How do you tell real diversification from U.S. tech beta in another wrapper?
Look at who pays the company, how concentrated its customers are, whether AI demand is incremental or dominant, and what drives the stock in practice. If the company still rises and falls mainly with U.S. semiconductor sentiment or a handful of hyperscaler buyers, the diversification benefit may be limited.
Are non-U.S. semiconductor companies always good diversifiers for AI exposure?
No. Some are highly relevant to AI but still tightly linked to the same semiconductor capex cycle and customer concentration that dominate U.S. AI portfolios. A foreign listing changes the geography, but not necessarily the factor exposure.
What is an AI capex spillover beneficiary?
It is a company that benefits from second-order demand created by AI infrastructure spending rather than from direct ownership of AI platforms or software. Examples include suppliers of switchgear, cooling systems, industrial gases, substrates, factory controls, or warehouse automation.
What metrics should investors use to screen for international AI beneficiaries?
Useful signals include backlog growth, capacity agreements, service revenue, installed base expansion, pricing power, customer diversification, and explicit exposure to data-center, utility, semiconductor, or infrastructure demand. Management mentioning AI is much less useful than evidence of order flow and economic linkage.

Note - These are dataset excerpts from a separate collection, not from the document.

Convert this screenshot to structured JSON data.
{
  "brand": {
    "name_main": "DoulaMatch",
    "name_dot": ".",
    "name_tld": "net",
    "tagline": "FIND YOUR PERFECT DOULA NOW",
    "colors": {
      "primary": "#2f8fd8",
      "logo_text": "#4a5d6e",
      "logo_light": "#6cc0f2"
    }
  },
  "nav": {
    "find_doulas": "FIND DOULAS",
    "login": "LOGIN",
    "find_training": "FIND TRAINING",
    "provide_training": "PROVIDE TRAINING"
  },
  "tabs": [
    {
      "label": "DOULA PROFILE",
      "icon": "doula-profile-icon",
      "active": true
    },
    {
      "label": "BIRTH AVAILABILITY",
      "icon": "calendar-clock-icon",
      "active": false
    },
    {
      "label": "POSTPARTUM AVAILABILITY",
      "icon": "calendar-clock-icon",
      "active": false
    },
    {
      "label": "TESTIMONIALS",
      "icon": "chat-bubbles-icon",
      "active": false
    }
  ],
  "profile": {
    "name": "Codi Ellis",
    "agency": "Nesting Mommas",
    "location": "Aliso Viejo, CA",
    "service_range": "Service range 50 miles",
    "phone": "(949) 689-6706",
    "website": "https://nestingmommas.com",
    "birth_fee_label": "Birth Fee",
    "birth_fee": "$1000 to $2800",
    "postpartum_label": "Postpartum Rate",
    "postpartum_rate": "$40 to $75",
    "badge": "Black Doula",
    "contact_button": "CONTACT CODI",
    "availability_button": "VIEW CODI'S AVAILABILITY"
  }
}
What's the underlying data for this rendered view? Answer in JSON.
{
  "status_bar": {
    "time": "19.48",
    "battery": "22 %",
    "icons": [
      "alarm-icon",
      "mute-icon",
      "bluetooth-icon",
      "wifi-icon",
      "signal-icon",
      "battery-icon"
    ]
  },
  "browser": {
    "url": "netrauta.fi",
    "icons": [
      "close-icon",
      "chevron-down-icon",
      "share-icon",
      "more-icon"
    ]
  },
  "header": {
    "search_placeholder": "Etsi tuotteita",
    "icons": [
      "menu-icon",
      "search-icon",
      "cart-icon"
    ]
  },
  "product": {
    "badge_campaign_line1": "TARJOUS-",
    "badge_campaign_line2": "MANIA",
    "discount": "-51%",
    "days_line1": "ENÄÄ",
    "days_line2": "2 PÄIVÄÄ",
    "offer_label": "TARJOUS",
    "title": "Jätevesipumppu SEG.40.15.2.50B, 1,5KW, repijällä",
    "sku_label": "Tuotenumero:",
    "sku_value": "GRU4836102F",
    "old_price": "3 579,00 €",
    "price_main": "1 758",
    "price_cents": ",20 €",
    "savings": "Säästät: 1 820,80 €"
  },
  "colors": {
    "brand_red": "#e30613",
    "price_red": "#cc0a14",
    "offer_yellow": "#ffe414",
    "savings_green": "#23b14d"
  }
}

Should these international AI exposures replace core U.S. AI holdings?
Usually not. For most investors, they work better as complements to core AI exposure because they often offer different operating drivers and less concentrated factor risk, though sometimes with lower direct sensitivity to AI upside.
What are the main risks of diversifying within the AI capex cycle internationally?
The biggest risks include a capex slowdown after a surge, margin pressure despite strong demand, customer concentration, cyclical weakness in industrial or utility markets, and international complications such as currency, regulation, governance, or geopolitics. There is also a risk of false positives, where a company sounds AI-linked but has weak economic leverage to the cycle.